Hilfe zur täglichen Besinnung & Gebetstexte
Beten - mit geistlichen Kraftquellen im Alltag leben
Wo das Gespräch aufhört, hört auch die Beziehung auf. Was aber für die Beziehung unter Menschen gilt, gilt auch für die Beziehung zu Gott, denn wir sind und bleiben Geschöpfe, die sich ganz und gar Gott verdanken. Das geschieht im Gebet, im Danken und Loben. Das ist noch wichtiger als unser Bittgebet, in dem es auch nicht darum geht, dass wir Gott an uns und unsere Not erinnern, sondern darum, dass wir uns an Gott erinnern. Beten ist das Atmen der Seele.
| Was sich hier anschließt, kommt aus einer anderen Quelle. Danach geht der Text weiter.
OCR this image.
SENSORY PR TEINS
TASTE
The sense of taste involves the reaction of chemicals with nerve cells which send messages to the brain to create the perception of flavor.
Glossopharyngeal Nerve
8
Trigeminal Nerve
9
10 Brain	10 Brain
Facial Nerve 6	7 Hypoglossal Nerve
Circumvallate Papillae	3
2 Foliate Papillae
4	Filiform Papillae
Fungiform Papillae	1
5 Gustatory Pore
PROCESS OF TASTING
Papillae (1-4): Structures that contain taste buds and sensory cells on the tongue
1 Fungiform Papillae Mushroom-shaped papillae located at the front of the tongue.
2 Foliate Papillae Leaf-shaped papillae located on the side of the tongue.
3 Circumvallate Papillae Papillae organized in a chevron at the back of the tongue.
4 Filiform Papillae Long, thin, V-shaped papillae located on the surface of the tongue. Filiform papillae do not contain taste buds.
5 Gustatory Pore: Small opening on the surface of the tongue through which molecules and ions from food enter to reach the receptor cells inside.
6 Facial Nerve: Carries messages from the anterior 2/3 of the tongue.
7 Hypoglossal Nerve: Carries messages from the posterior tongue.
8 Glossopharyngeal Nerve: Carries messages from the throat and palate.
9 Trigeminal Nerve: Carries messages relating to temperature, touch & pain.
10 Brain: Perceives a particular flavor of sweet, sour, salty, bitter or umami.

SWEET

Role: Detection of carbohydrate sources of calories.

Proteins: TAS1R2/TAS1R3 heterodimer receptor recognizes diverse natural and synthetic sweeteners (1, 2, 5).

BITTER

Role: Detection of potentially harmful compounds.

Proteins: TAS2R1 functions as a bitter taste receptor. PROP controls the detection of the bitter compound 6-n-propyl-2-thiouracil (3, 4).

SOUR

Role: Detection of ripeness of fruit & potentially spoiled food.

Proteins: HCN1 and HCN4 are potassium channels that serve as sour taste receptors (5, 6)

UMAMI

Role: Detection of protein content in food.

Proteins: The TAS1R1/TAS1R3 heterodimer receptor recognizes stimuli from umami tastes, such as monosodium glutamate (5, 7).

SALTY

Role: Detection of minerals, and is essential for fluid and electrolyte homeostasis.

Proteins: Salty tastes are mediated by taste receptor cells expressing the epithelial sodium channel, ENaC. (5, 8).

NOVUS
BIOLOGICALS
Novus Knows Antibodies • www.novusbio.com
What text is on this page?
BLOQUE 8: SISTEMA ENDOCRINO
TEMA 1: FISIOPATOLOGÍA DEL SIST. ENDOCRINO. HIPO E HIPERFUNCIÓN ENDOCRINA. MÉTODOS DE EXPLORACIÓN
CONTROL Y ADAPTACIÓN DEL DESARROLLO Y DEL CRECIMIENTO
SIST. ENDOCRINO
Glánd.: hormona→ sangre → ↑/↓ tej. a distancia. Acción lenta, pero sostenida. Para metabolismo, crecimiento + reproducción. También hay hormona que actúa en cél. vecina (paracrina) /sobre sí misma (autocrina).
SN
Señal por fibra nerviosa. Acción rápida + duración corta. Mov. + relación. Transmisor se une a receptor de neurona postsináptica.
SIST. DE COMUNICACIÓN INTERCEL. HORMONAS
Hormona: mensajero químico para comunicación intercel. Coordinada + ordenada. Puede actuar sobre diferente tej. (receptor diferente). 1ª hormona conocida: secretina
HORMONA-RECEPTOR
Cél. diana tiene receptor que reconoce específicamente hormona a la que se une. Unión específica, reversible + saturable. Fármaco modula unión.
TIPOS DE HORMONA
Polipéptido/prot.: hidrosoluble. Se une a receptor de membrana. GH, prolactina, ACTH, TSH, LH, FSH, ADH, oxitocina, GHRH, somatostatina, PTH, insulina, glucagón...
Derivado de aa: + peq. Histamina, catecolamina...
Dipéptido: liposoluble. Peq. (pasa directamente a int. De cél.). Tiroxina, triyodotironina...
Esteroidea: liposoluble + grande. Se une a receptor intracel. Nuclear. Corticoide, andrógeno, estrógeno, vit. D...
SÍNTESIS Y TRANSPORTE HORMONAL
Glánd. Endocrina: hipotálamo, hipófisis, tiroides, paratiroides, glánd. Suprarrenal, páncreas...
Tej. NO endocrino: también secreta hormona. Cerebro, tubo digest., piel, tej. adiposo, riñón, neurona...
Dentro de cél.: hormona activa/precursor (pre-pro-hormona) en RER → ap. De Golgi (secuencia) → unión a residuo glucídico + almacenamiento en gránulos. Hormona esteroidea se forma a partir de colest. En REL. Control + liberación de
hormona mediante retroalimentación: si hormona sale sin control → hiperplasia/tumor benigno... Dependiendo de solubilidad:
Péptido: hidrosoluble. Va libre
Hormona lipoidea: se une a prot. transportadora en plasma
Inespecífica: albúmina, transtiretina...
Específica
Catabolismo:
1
So wichtig wie das Atmen für das menschliche Leben, so wichtig ist das Gebet für das geistige Leben des Menschen. Wer nicht mehr atmet, ist tot - wer nicht mehr betet, dessen Glaube ist tot. Wer nur oberflächlich atmet, ist krank - wer nur oberflächlich betet, dessen Glaube verkümmert. Oder können wir vielleicht sogar sagen: der verkümmert auch als Mensch? Deshalb fordert uns Jesus immer wieder auf, zu beten.
Christus als Vorbild
Sein ganzes Leben war Gebet und steht uns Modell: Dialog mit dem Vater,
Ausrichtung auf seinen Willen. Immer wieder zieht er sich in die Einsamkeit
oder auf den Berg zurück, um zu beten. Jede auch nur denkbare Situation
findet sich in seinen Gebeten wieder: Jubel, Dank, Freude, Bitte, Klage
und Aufschrei: "Mein Gott, mein Gott, warum hast du mich verlassen?"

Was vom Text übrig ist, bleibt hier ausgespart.